HAY UNA MENTIRA QUE ME HA CONVENCIDO PARA SIEMPRE Y ES QUE ESCRIBIR SIRVE DE ALGO

Ardidos

Por las noches, a veces siento a los muertos. Es algo extraño que ya me ha pasado varias veces, primero noto un estado de alarma inconsciente, como un arrebato que me llega como un crujido de energía en mi oido. Y después suena durante un par de segundos el agua del radiador. Pero la calefacción está apagada.  También a veces después del crujido de alarma, se oye un interruptor como si alguien encendiera la luz. Cuando suele ocurrir eso, yo ya estoy medio durmiéndome, en un soliloquio de mandrágora y de cartón. Eso me espeluzna un poco la piel y la sensación de la existencia. Y yo me quedo remando en un mar de niebla hasta que me duermo. Los sonidos siempre suelen llegar en una frecuencia similar de mi soliloquio. Cuando estoy tocando ciertos lugares de lo abstracto. Eso hace que me llegue como una sincronía y que me espeluzne aún más.

Me acostumbro a convivir con el cuervo de Poe y con lo extraño. Hay algo en mi relación con lo inefable que siempre está colgado por una tripa de fuego. Una especie de ley inconsciente e incendiada. Que tal vez se quedó en mí por la datura. Cuando estoy en la naturaleza también me pasa, cuando veo cierto escarabajo, cuando mi subconsciente se abre al cruzar por un zarzal y de pronto me viene una visión, un recuerdo indecible, un aullido. También me ocurre hacia la alegría. Cuando en cierto momento de mi instrospección cruza una cigüeña o salta una trucha, o sale el sol entre las nubes, o me azota el viento o me viene una visión o una regresión del alma y del fuego del corazón.
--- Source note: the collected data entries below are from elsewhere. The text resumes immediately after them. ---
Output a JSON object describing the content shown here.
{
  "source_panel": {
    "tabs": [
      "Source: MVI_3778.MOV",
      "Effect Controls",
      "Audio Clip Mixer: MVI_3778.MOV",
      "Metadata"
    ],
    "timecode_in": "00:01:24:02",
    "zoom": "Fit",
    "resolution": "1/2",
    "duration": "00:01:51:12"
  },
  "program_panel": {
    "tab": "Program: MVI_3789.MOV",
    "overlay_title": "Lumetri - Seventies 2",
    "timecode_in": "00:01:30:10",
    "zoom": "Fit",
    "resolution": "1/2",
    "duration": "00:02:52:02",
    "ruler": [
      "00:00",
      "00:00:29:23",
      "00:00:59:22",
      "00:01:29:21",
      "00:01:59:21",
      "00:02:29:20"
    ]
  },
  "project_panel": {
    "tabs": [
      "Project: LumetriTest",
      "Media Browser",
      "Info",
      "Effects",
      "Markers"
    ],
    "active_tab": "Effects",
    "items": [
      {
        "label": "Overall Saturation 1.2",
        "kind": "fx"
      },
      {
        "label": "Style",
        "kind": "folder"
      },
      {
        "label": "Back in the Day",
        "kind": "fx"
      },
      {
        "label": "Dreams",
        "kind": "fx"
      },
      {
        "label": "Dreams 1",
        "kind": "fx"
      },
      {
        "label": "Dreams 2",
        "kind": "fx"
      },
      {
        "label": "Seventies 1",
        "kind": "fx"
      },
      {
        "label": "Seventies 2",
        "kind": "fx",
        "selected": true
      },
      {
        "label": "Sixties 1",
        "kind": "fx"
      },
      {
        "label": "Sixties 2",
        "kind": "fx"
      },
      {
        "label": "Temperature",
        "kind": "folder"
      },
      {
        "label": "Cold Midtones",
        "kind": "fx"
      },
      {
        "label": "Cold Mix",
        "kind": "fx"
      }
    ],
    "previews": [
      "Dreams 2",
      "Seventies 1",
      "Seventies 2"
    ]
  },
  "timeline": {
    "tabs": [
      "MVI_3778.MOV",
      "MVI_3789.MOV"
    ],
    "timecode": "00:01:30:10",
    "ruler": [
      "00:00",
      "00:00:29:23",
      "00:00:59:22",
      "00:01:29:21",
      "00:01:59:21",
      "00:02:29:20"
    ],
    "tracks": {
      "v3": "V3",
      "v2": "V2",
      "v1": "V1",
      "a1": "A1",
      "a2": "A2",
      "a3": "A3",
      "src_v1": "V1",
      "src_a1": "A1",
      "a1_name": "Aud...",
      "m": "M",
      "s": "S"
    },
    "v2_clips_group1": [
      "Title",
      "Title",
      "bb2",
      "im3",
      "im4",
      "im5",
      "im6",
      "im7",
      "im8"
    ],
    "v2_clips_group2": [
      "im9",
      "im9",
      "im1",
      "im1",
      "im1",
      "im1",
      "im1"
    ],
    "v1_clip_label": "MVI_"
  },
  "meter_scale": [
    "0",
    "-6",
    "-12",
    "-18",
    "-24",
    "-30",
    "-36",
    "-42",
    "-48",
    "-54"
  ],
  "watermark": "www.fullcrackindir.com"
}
Ese tipo de alambradas oceánicas. Es parte de lo que me rige. Ese hilo invisible y cubista, con el estremecimiento a través de lo más abstracto es lo que me provoca el verbo y la visceralidad. Es una hipersensibilidad de la que yo no puedo escapar. Son las gafas de Alicia y su jeringuilla y manos en el mar. A veces puede llevarme al infierno y a veces al paraiso. Es un radar telepático de lluvia y de volcán. Es una relación profunda con lo inconsciente. Y cierta zona de la conciencia que interactua con lo exterior como una alfombra mágica y como un río de fuego.

En esos límites, vive el ardor psicótico.

Yo siempre que he entrado en la hoguera psicótica ha sido cuando me he quedado a vivir en lo inefable. Cuando he abierto mis poros y mis tímpanos y mi sonido y mi huella, en esa frontera del éter. Cuando he querido avanzar mucho más allí dentro. Cuando me quedé sostenida por mi cordón umbilical de dinamita y vaho. Eso provoca mucho placer y amor interno. Porque todo empieza a cuajar adentro. Es algo orgiástico porque el alma respira y vuela. Porque su zona oculta, ya no es oculta. Porque la relación con la música de la muerte y de lo desconocido, del humus, se hace empírica y navegable. Porque ya no hay represión. Porque todo se puede cantar. Porque desaparece el miedo y la censura psíquica. Cuando he entrado en ese lugar, mi poesía, ya no era poesía, era una realidad totalitaria. Mis metáforas estaban vivas. El inconsciente que las había hecho nacer, subía a la superficie y era mi casa y mi barco.  Todos los resquicios de mi psique, se movían y retumbaban un orgiástico vuelo. Se ponía delante lo que la cicatriz guardaba tras su espalda. La sombra ya no era maldita, era un laboratorio para echar duende y exorcizarse en la belleza del Sol.